The evening was already weighted with considerable drama; the Red Sox were laboring to deliver themselves from the mysterious “Curse of The Bambino,” a curse that seemed to have prevented them, over a span of 86 seasons, from winning the World Series, even when victory seemed to be virtually in hand. And of course the labor this year had been especially gut-wrenching, for having lost three in a row to the mighty Yankees, and for being but three measly outs from being irrevocably vanquished for yet another season. Then, somehow, they’d found it within themselves to mount the greatest comeback in the history of sports to defeat the hated New Yorkers four games in a row, and win the American League pennant. And here they were, this last Wednesday in October, knockin’ on Heaven’s door, just a win away from the Holy Grail.

Then there was the matter of the Eclipse, the kind of event that used to send us humans running for cover, running to the priest or the Shaman, running to the prayer beads, running to the altar with the sacrificial lamb. What kind of mysterious force could be at work that might turn the Moon such a bloody red? I like the idea expressed by one thoughtful person who posited that as an eclipse unfolds “that which has been hidden becomes known.” Curiously the end of this momentous baseball game marked the moment when the Moon began to emerge from the Earth’s shadow.

Now I don’t know about you, but I started getting nervous near the end of the game. A baseball game being played to free Boston from a curse, on a night when there’s a total eclipse of the Moon? I remember watching that ball roll between Bill Buckner’s legs back in ’86. The Curse seemed to be the kind of Murphy’s Law phenomenon that rendered one and all helpless to circumvent it. So a little voice in my head was whispering something like: “Well, maybe if the Red Sox can just get this one under their belts before the eclipse ends, and the moonlight begins to re-emerge, maybe everything will be OK. Funny, they just made it under the wire. And I worried that Foulke might have some fateful mishap trying to get the ball to Mientkevicz, had to hold my breath, then, I confess. (I’m reminded, thinking of it, of the end of “Damn Yankees,” when the hero, whose name I’ve long since forgotten, turns back into his slightly fat, out-of-shape, “normal” self, just as he’s about to catch the fly ball that will defeat the Yankees. And, of course, somehow he catches it, anyway. Also a bit reminiscent of the end-of-the-ball scene in Cinderella.)

But the really haunting image, the one that was still with me Thursday morning, was that of young American soldiers cheering as they watched the game on television from their base in Baghdad, in Iraq. In the land of the Dead where the lines between this world and the next evaporate as suddenly, and as easily as a drop of rain above the vast desert. How hungrily they must have watched the heroes on the beautiful green field at Busch Stadium! How lovingly they hung on each pitch in the game that drew each of them back into their own lives, so recently left behind, all they’d come from, all they’d loved, all that loved them so. The game they’d grown up playing, and watching, in which time itself is suspended, and the world without time is poured, drop by delicious drop, into their souls, like some lovely wine, direct from the Elysian fields. How exhilarating the moment, when the ball left Foulke’s right hand, and floated to safety in Mientkevicz’ glove! How quiet, how quiet it became when the cheering stopped. How suddenly the lines come back into focus. The Dead, cheering for the living, always…

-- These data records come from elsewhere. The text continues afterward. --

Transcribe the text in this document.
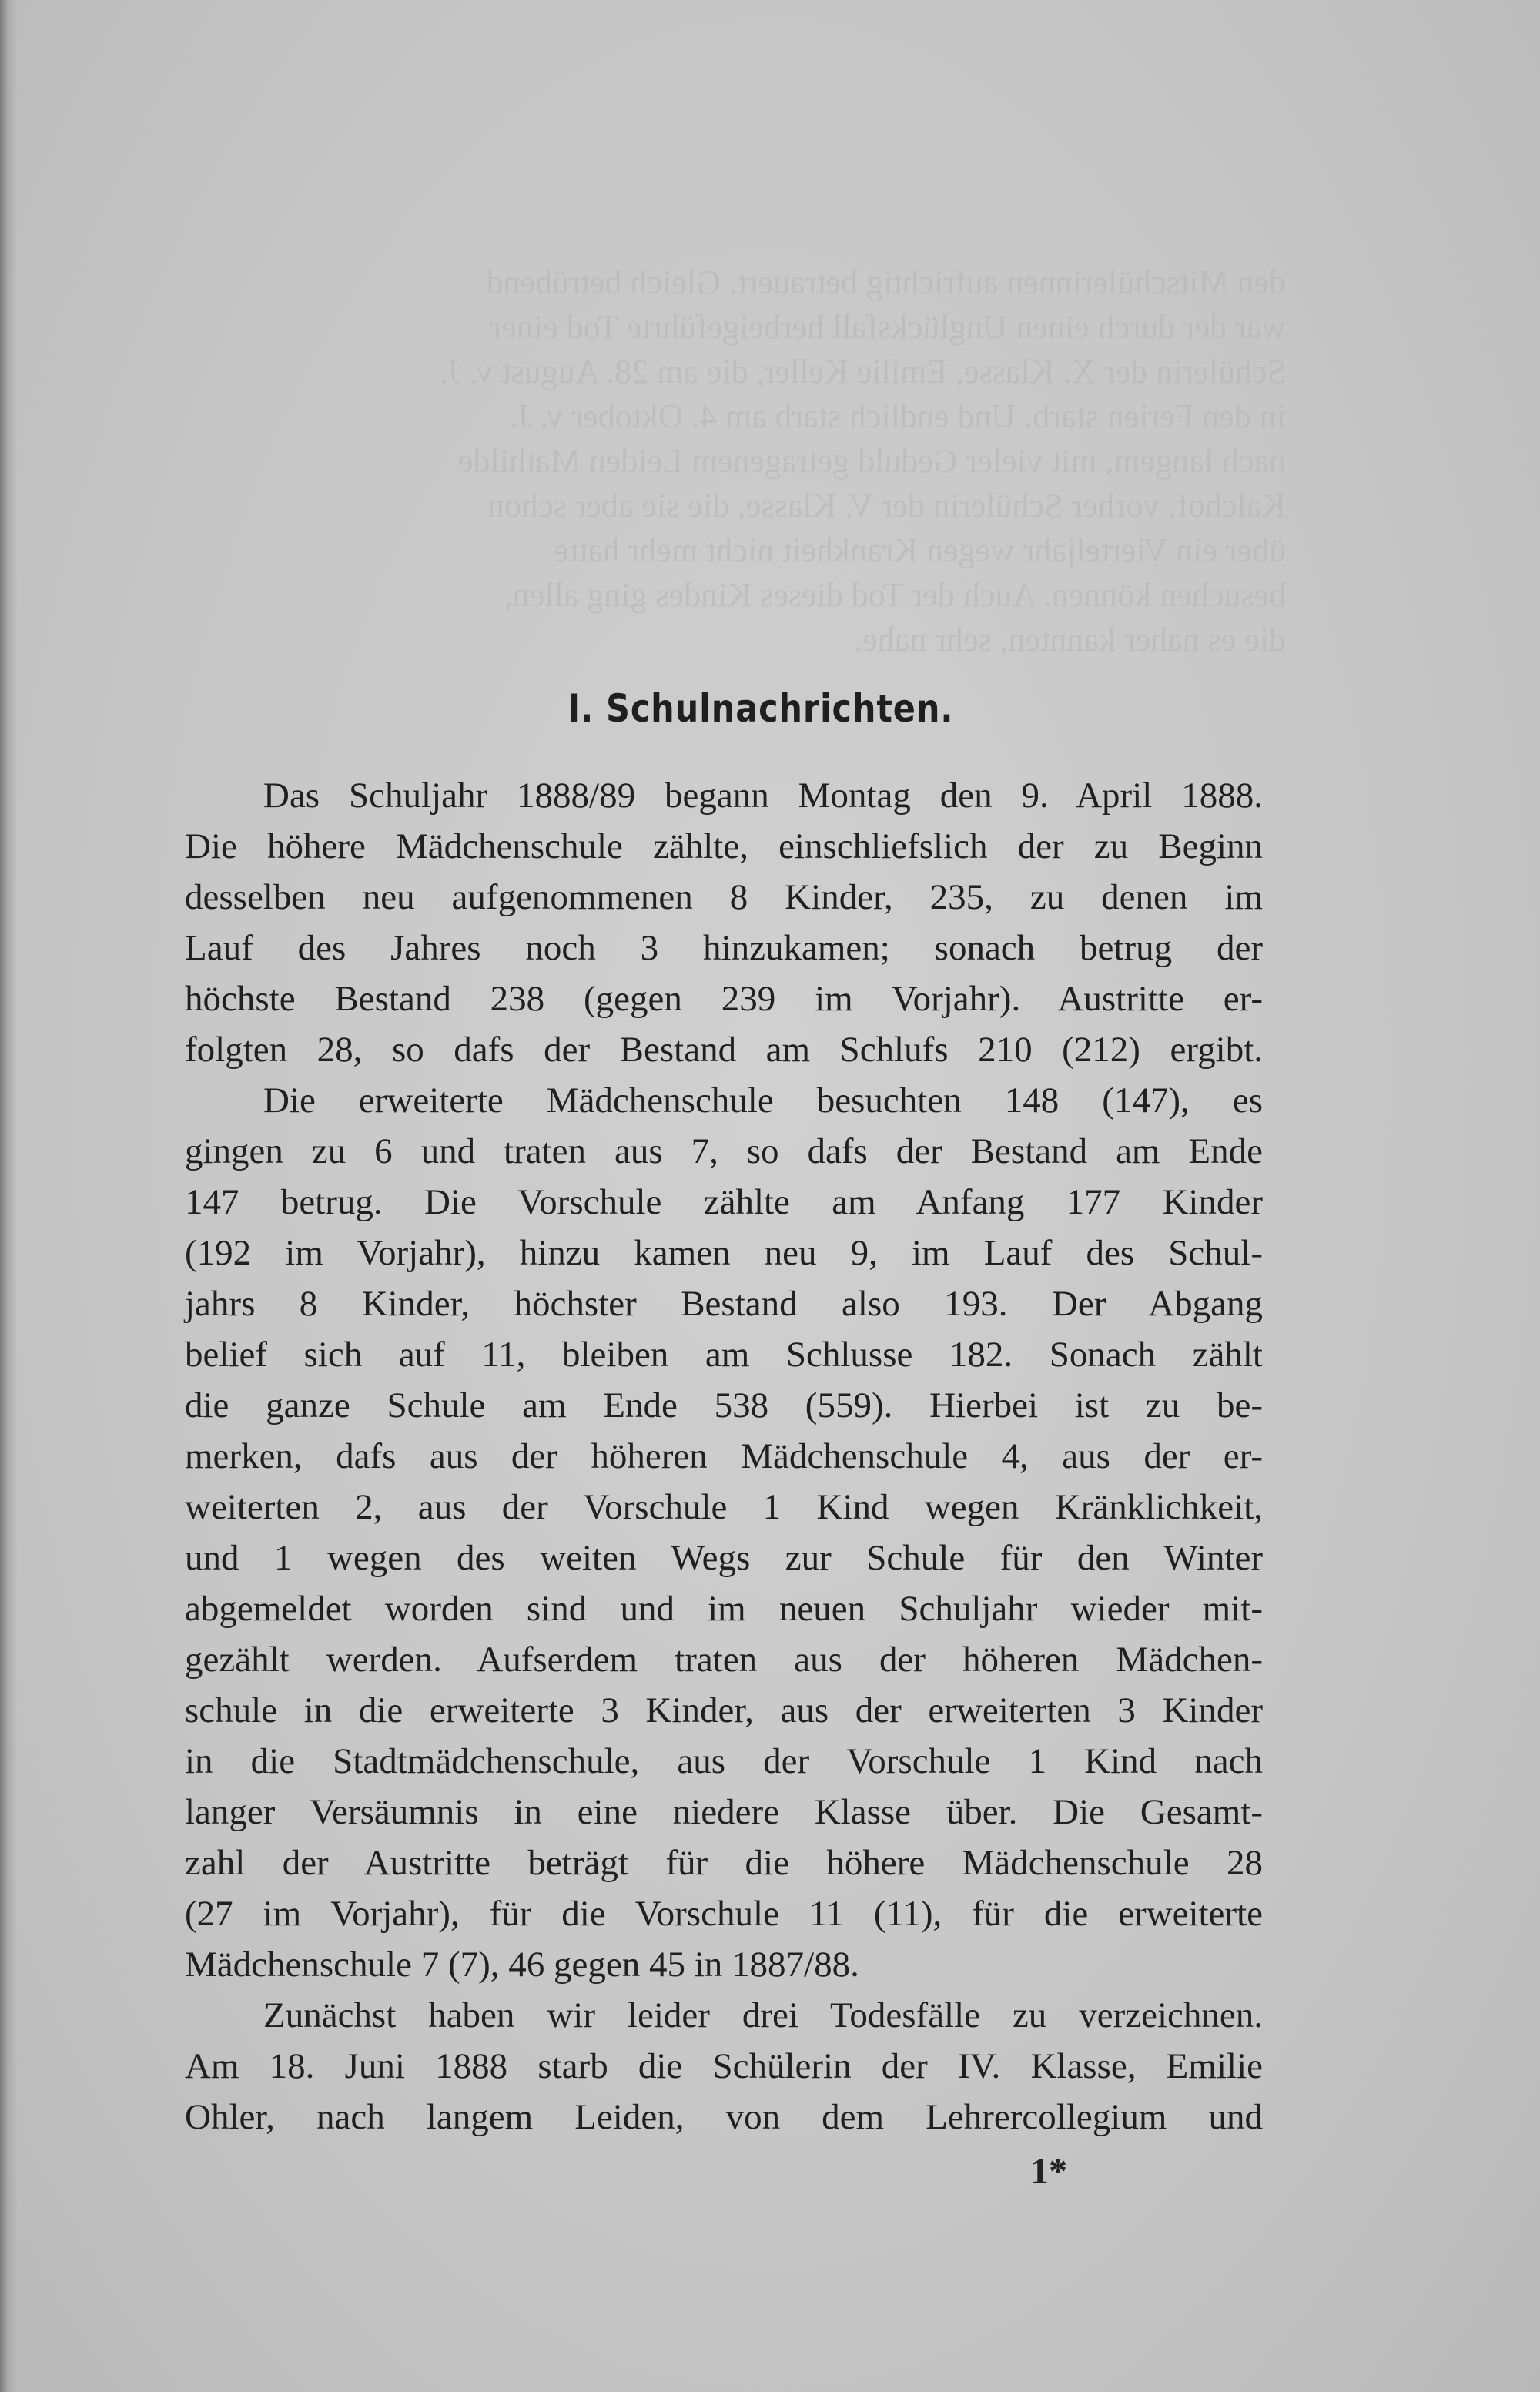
den Mitschülerinnen aufrichtig betrauert. Gleich betrübend
war der durch einen Unglücksfall herbeigeführte Tod einer
Schülerin der X. Klasse, Emilie Keller, die am 28. August v. J.
in den Ferien starb. Und endlich starb am 4. Oktober v. J.
nach langem, mit vieler Geduld getragenem Leiden Mathilde
Kalchof, vorher Schülerin der V. Klasse, die sie aber schon
über ein Vierteljahr wegen Krankheit nicht mehr hatte
besuchen können. Auch der Tod dieses Kindes ging allen,
die es naher kannten, sehr nahe.
I. Schulnachrichten.
Das Schuljahr 1888/89 begann Montag den 9. April 1888.
Die höhere Mädchenschule zählte, einschliefslich der zu Beginn
desselben neu aufgenommenen 8 Kinder, 235, zu denen im
Lauf des Jahres noch 3 hinzukamen; sonach betrug der
höchste Bestand 238 (gegen 239 im Vorjahr). Austritte er-
folgten 28, so dafs der Bestand am Schlufs 210 (212) ergibt.
Die erweiterte Mädchenschule besuchten 148 (147), es
gingen zu 6 und traten aus 7, so dafs der Bestand am Ende
147 betrug. Die Vorschule zählte am Anfang 177 Kinder
(192 im Vorjahr), hinzu kamen neu 9, im Lauf des Schul-
jahrs 8 Kinder, höchster Bestand also 193. Der Abgang
belief sich auf 11, bleiben am Schlusse 182. Sonach zählt
die ganze Schule am Ende 538 (559). Hierbei ist zu be-
merken, dafs aus der höheren Mädchenschule 4, aus der er-
weiterten 2, aus der Vorschule 1 Kind wegen Kränklichkeit,
und 1 wegen des weiten Wegs zur Schule für den Winter
abgemeldet worden sind und im neuen Schuljahr wieder mit-
gezählt werden. Aufserdem traten aus der höheren Mädchen-
schule in die erweiterte 3 Kinder, aus der erweiterten 3 Kinder
in die Stadtmädchenschule, aus der Vorschule 1 Kind nach
langer Versäumnis in eine niedere Klasse über. Die Gesamt-
zahl der Austritte beträgt für die höhere Mädchenschule 28
(27 im Vorjahr), für die Vorschule 11 (11), für die erweiterte
Mädchenschule 7 (7), 46 gegen 45 in 1887/88.
Zunächst haben wir leider drei Todesfälle zu verzeichnen.
Am 18. Juni 1888 starb die Schülerin der IV. Klasse, Emilie
Ohler, nach langem Leiden, von dem Lehrercollegium und
1*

I received a lovely postcard the other day from my colleague, and friend, Randall Grahm, of Bonny Doon Vineyards. Randall’s very young and utterly charming little girl is shown reaching for a balloon that is just beyond her grasp. The balloon is the Earth, it’s ribbon just above her outstretched fingers. On the flipside the message is simple: “Don’t Give Up! PLEASE VOTE!” How lucky for us that Tuesday November 2nd, Election Day, is also the Day of the Dead. And they’re cheering for us, they really are. And there are so many of them!